GPULZ: Optimizing LZSS Lossless Compression for Multi-byte Data on Modern GPUs

Today's graphics processing unit (GPU) applications produce vast volumes of data, which are challenging to store and transfer efficiently. Thus, data compression is becoming a critical technique to mitigate the storage burden and communication cost. LZSS is the core algorithm in many widely used compressors, such as Deflate. However, existing GPU-based LZSS compressors suffer from low throughput due to the sequential nature of the LZSS algorithm. Moreover, many GPU applications produce multi-byte data (e.g., int16/int32 index, floating-point numbers), while the current LZSS compression only takes single-byte data as input. To this end, in this work, we propose GPULZ, a highly efficient LZSS compression on modern GPUs for multi-byte data. The contribution of our work is fourfold: First, we perform an in-depth analysis of existing LZ compressors for GPUs and investigate their main issues. Then, we propose two main algorithm-level optimizations. Specifically, we (1) change prefix sum from one pass to two passes and fuse multiple kernels to reduce data movement between shared memory and global memory, and (2) optimize existing pattern-matching approach for multi-byte symbols to reduce computation complexity and explore longer repeated patterns. Third, we perform architectural performance optimizations, such as maximizing shared memory utilization by adapting data partitions to different GPU architectures.

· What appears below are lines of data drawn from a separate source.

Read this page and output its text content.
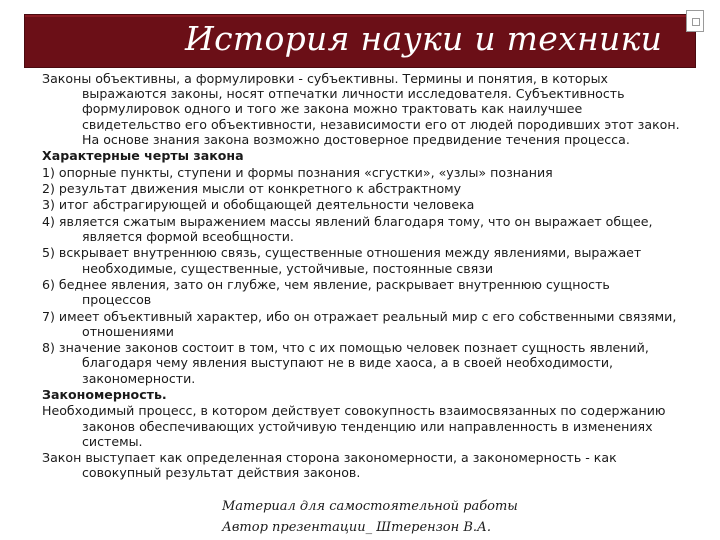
История науки и техники

Законы объективны, а формулировки - субъективны. Термины и понятия, в которых выражаются законы, носят отпечатки личности исследователя. Субъективность формулировок одного и того же закона можно трактовать как наилучшее свидетельство его объективности, независимости его от людей породивших этот закон. На основе знания закона возможно достоверное предвидение течения процесса.

Характерные черты закона

1) опорные пункты, ступени и формы познания «сгустки», «узлы» познания

2) результат движения мысли от конкретного к абстрактному

3) итог абстрагирующей и обобщающей деятельности человека

4) является сжатым выражением массы явлений благодаря тому, что он выражает общее, является формой всеобщности.

5) вскрывает внутреннюю связь, существенные отношения между явлениями, выражает необходимые, существенные, устойчивые, постоянные связи

6) беднее явления, зато он глубже, чем явление, раскрывает внутреннюю сущность процессов

7) имеет объективный характер, ибо он отражает реальный мир с его собственными связями, отношениями

8) значение законов состоит в том, что с их помощью человек познает сущность явлений, благодаря чему явления выступают не в виде хаоса, а в своей необходимости, закономерности.

Закономерность.

Необходимый процесс, в котором действует совокупность взаимосвязанных по содержанию законов обеспечивающих устойчивую тенденцию или направленность в изменениях системы.

Закон выступает как определенная сторона закономерности, а закономерность - как совокупный результат действия законов.

Материал для самостоятельной работы
Автор презентации_ Штерензон В.А.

Finally, we evaluate GPULZ on six datasets of various types with NVIDIA A100 and A4000 GPUs. Results show that GPULZ achieves up to 272.1X speedup on A4000 and up to 1.4X higher compression ratio compared to state-of-the-art solutions.

翻译：当今图形处理单元（GPU）应用产生的海量数据给高效存储与传输带来了挑战。因此，数据压缩成为缓解存储负担和通信开销的关键技术。作为Deflate等众多广泛使用的压缩器的核心算法，LZSS在GPU上的现有实现却因算法固有的顺序性特性而面临吞吐率低下的问题。此外，大量GPU应用生成多字节数据（如int16/int32索引、浮点数），而现有LZSS压缩仅支持单字节数据输入。为此，本文提出GPULZ——一种面向现代GPU的高效多字节数据LZSS压缩方案。我们工作的贡献体现在四个方面：首先，深入分析现有GPU LZ压缩器，探究其主要问题；其次，提出两项关键算法级优化：（1）将前缀和计算从单趟改为双趟，并通过融合多个内核以减少共享内存与全局内存间的数据移动，（2）针对多字节符号优化现有模式匹配方法，降低计算复杂度并探索更长的重复模式；第三，执行架构级性能优化，例如通过根据不同的GPU架构调整数据分区以最大化共享内存利用率；最后，在NVIDIA A100和A4000 GPU上对六种不同类型的数据集进行评估。结果显示，相较于现有最优方案，GPULZ在A4000上实现了最高272.1倍的加速比，压缩率提升最高达1.4倍。